A majority of Zollar’s founding members grew up in de facto segregated cities, where they communicated their racialized life experiences onstage. Zollar did not want to erase individuality, she said, but heighten it through the use of sound and full body movements. She challenged stereotypes in “Anarchy, Wild Woman and Dinah,” where performers ate fried chicken and watermelon, and asked dancers to put the fight and rebellion in their hips in “Batty Moves.”

“We had this Blackness of thought and culture and ways of being that we didn’t have to articulate,” she said. “And at the same time, we also understood that we were constantly pushing up against something, so how do you use that creatively?”

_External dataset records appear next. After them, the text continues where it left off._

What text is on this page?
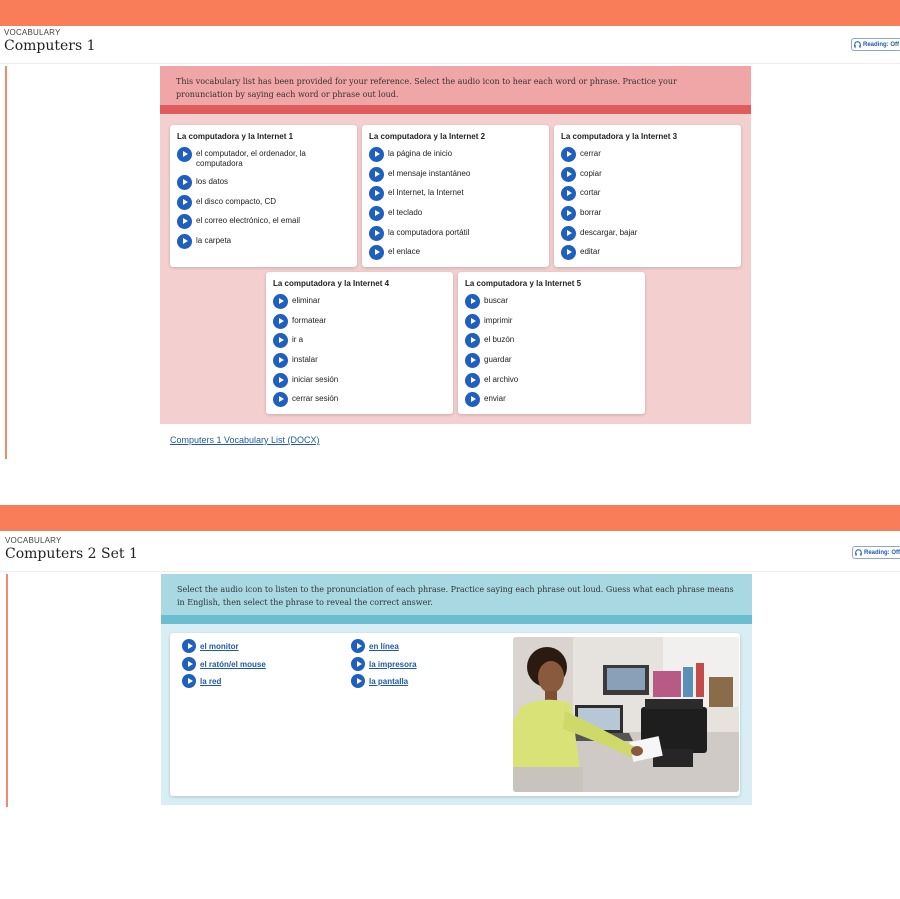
VOCABULARY
Computers 1	Reading: Off
This vocabulary list has been provided for your reference. Select the audio icon to hear each word or phrase. Practice your pronunciation by saying each word or phrase out loud.
La computadora y la Internet 1
el computador, el ordenador, la computadora
los datos
el disco compacto, CD
el correo electrónico, el email
la carpeta
La computadora y la Internet 2
la página de inicio
el mensaje instantáneo
el Internet, la Internet
el teclado
la computadora portátil
el enlace
La computadora y la Internet 3
cerrar
copiar
cortar
borrar
descargar, bajar
editar
La computadora y la Internet 4
eliminar
formatear
ir a
instalar
iniciar sesión
cerrar sesión
La computadora y la Internet 5
buscar
imprimir
el buzón
guardar
el archivo
enviar
Computers 1 Vocabulary List (DOCX)
VOCABULARY
Computers 2 Set 1	Reading: Off
Select the audio icon to listen to the pronunciation of each phrase. Practice saying each phrase out loud. Guess what each phrase means in English, then select the phrase to reveal the correct answer.
el monitor
el ratón/el mouse
la red
en línea
la impresora
la pantalla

Paloma McGregor, a choreographer and member of the Urban Bush Women from 2005-10, said Zollar inspired her to leave her journalism job and pursue dance. Despite the marginalization of dance compared with other art forms, McGregor said Zollar has unmatched skill to transform vision into action.

In addition to her powerful choreography, McGregor said, “she has committed to innovate these leadership development strategies that have benefited two generations of arts leaders, including me.”

McGregor, who said she has nominated Zollar for the Gish Prize several times, said Zollar has influenced people through the company’s Choreographic Center Initiative, which helps choreographers who are women of color, and a Summer Leadership Institute, a 10-day intensive that builds artists into “front-line social-justice workers.”

“Too often artists like Jawole aren’t recognized until after they leave us,” she said, “so getting to celebrate her now while she continues to innovate as an artist, a choreographer, a leader, a mentor, a maverick is not only satisfying as a person who’s in her life,” she said, but also as a marker of the value of this work.